I am glumly resigned to having Edweena live in the drawing room with us from January, it’s clear that it’ll be too long for her to sleep until the weather is warm enough for her to go outside.  Assuming she lives so long, that is.  I didn’t quite realise how much illness tortoise flesh is heir to.

Having arrived home half an hour ago, I’ve rapidly polished off a piece of raspberry cheesecake and ice cream, a glass and a half of red wine and four pieces of salt liquorice.  Oh, and a bit of local cheese.  I’m not sure that a very modest, early dinner is a good idea.  Now I’ve made tea, but milkless, sugarless, weak Lapsang surely hardly counts as anything?  Since he asked, persistently, I gave Ben a bit of liquorice – not a whole piece, just a little bit.  He was deeply unimpressed but it stuck right in his teeth and he couldn’t spit it out.  It was very funny.

As was Tortoise Club, in the end.  I started by being disconcerted, then alarmed, then horrified. But the picture of the poor dog-savaged one with the wheel for a leg brought on an unsuitable attack of levity and the sight of the unshelled eggs removed from the one with follicle stasis or whatever it’s called when they just sit there, a cluster of yolks with a single complete egg attached too, left me open-mouthed, especially when the vet said that, though her ovaries had been removed, reptiles were unusual beasts that could regrow almost anything, so she might lay eggs in the future.  Oh, and that milk thistle is good for a sick liver, but the tincture you get from the chemist contains alcohol so you both heal the liver and give it cirrhosis, both at the same time.  Then I chortled shamelessly.

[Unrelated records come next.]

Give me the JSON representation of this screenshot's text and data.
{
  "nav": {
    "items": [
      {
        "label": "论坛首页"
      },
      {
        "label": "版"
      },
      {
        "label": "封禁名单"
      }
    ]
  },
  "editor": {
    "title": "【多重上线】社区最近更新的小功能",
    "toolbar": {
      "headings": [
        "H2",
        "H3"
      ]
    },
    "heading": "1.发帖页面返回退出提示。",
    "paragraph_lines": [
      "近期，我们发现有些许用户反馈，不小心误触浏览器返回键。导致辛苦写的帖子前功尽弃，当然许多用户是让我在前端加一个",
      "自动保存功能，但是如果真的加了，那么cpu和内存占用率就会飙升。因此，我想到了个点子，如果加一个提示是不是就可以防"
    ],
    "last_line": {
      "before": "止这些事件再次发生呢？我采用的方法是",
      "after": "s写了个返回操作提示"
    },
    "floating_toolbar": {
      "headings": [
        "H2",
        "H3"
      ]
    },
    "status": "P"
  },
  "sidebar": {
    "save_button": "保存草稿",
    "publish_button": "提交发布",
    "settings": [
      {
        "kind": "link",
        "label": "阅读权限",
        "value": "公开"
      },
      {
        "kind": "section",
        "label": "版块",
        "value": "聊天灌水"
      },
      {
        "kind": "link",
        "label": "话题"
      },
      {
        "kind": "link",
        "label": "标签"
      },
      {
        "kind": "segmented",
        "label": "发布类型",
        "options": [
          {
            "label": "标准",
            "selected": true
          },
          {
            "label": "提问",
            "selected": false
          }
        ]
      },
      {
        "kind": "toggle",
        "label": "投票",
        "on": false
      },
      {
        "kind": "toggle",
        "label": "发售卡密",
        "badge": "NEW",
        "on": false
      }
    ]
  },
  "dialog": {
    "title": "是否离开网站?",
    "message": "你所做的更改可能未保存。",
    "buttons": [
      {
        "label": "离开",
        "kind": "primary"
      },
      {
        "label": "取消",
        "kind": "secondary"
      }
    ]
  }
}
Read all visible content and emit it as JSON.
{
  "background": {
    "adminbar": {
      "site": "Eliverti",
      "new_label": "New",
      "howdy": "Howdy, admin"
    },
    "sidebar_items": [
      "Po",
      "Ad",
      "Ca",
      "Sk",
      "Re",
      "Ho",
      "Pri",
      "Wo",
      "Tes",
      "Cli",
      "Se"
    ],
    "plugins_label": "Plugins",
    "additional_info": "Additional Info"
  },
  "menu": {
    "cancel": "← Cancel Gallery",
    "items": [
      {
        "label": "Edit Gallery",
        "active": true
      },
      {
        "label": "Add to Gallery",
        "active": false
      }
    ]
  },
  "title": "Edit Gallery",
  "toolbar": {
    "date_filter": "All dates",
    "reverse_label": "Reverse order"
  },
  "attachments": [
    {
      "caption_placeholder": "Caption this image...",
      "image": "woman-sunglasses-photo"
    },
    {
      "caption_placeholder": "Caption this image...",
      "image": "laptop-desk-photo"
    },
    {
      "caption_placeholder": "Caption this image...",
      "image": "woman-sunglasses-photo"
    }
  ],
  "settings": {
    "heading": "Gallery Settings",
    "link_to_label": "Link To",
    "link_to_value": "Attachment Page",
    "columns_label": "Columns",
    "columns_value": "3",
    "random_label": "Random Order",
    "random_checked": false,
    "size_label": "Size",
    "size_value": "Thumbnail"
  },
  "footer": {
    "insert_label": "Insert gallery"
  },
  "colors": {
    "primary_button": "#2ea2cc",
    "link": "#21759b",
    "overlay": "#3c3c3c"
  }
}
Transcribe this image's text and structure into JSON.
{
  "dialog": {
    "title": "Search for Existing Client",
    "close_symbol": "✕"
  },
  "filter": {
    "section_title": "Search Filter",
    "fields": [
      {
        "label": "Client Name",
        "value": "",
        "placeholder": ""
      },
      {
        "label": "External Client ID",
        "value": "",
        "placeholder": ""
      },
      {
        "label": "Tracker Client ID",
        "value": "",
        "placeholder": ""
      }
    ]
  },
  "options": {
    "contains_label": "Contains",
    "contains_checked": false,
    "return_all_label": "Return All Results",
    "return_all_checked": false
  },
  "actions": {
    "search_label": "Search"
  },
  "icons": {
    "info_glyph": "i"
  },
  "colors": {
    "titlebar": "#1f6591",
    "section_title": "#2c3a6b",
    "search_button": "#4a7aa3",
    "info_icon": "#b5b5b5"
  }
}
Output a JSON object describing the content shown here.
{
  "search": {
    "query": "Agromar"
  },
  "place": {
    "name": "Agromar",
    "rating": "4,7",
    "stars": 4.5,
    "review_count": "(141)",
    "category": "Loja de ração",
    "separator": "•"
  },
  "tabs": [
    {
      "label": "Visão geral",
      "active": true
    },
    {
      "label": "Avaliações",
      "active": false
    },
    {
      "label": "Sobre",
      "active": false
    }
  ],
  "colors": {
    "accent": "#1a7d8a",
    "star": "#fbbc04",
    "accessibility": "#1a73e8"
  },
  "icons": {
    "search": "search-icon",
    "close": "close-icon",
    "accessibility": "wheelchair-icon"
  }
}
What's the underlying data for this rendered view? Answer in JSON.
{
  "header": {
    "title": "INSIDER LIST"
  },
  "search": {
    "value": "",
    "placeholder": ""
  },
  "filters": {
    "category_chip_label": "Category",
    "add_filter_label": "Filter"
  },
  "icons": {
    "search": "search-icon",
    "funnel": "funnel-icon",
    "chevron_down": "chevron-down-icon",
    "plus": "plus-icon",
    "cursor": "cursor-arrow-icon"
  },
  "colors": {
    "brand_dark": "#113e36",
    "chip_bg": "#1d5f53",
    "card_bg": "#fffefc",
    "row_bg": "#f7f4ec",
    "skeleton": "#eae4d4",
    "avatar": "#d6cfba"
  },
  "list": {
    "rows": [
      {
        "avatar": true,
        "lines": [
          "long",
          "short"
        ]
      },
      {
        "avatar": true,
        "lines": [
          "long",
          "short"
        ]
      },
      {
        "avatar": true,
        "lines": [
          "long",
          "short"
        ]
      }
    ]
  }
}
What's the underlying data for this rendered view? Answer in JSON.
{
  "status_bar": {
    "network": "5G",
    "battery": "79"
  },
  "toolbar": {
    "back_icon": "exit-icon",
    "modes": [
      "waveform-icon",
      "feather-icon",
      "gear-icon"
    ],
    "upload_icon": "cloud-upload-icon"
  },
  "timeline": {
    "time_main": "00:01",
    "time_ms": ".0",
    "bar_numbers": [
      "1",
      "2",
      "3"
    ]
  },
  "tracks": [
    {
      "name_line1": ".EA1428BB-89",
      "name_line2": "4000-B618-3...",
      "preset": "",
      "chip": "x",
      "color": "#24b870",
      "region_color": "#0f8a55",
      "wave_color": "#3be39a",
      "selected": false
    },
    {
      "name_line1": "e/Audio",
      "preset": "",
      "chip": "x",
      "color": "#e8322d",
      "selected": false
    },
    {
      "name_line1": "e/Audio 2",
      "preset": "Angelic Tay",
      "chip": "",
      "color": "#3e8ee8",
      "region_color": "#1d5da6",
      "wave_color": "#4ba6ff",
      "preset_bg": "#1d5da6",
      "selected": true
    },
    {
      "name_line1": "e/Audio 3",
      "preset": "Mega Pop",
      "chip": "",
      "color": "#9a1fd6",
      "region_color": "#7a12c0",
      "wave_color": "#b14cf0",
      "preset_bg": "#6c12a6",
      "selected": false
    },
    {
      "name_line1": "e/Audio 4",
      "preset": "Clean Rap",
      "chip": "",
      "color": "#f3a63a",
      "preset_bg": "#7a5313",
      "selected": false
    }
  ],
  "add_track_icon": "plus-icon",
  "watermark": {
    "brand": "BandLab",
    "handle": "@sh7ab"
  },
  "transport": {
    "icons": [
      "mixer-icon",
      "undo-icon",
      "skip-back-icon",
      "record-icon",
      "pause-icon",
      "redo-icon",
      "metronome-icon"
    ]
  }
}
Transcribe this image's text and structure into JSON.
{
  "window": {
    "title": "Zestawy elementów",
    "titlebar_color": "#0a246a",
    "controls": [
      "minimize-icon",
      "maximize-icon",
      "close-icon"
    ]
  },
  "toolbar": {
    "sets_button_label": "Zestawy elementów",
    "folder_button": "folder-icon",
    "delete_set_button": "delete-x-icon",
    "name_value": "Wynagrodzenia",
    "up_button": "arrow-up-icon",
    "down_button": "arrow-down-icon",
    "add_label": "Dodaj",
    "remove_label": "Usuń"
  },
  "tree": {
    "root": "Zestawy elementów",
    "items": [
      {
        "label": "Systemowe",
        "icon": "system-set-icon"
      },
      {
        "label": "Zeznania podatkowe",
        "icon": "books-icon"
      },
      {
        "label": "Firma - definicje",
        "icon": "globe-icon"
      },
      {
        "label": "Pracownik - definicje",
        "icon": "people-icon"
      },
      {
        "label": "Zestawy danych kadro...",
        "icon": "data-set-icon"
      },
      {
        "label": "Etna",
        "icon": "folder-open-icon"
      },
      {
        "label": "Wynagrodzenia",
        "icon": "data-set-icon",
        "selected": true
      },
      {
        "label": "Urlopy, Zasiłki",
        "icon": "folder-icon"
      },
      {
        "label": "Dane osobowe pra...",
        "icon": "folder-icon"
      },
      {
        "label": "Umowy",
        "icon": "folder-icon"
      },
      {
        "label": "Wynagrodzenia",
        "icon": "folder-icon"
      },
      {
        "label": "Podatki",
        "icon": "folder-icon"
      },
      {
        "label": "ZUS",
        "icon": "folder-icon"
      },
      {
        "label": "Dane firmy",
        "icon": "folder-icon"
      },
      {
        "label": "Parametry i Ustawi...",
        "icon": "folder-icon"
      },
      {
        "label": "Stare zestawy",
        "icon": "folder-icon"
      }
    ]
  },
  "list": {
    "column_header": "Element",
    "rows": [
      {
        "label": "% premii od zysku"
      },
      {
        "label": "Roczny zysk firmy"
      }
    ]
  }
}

5 comments on “The club tortoise a lesson

    1. Mike Horner

      Ann’s family had a tortoise when she was a child (can’t remember whose it was – I’ll ask). It had a hole drilled through the edge of its shell so that it was attached to a long light chain staked to the centre of a large lawn. When it got sleepy towards the end of the year you found the chain, followed it to its outer end and the tortoise, unhitched the chain and put it (the tortoise that is) away in a cardboard box with lots of leaves till spring. It didn’t seem to me the most interesting animal to keep.
      P.s. Ann says she thinks it was her father’s.

      Reply
  1. janerowena

    I was bought a tortoise as a child, and have to confess to being rather pleased when it wandered off one year. It had been marked on the shell, and two years later I saw it munching the front garden of a neighbour. I decided it was doing perfectly well without me.
    I have just caught up – re your remarks about the windows opening inwards, almost 40 years ago I went to stay in the countryside with a dutch/belgian couple. Their windows were removed completely, so that each autumn frames with glass were slotted into grooves and held in place with clamps. Come Spring, they were replaced with frames containing a very fine mesh to keep out the insects. It was mesh time still when I was there, in early October, and I froze and was too ashamed to ask them to put the glass in!

    Reply
  2. nick

    What an extraordinary image of the tortoise whizzing around on its Lego wheels! I shan’t be able to get that out of my mind now! I also had no idea tortoises could get so many illnesses. Somehow they always seem very robust because of their tough shell. Appearances can be deceptive as usual.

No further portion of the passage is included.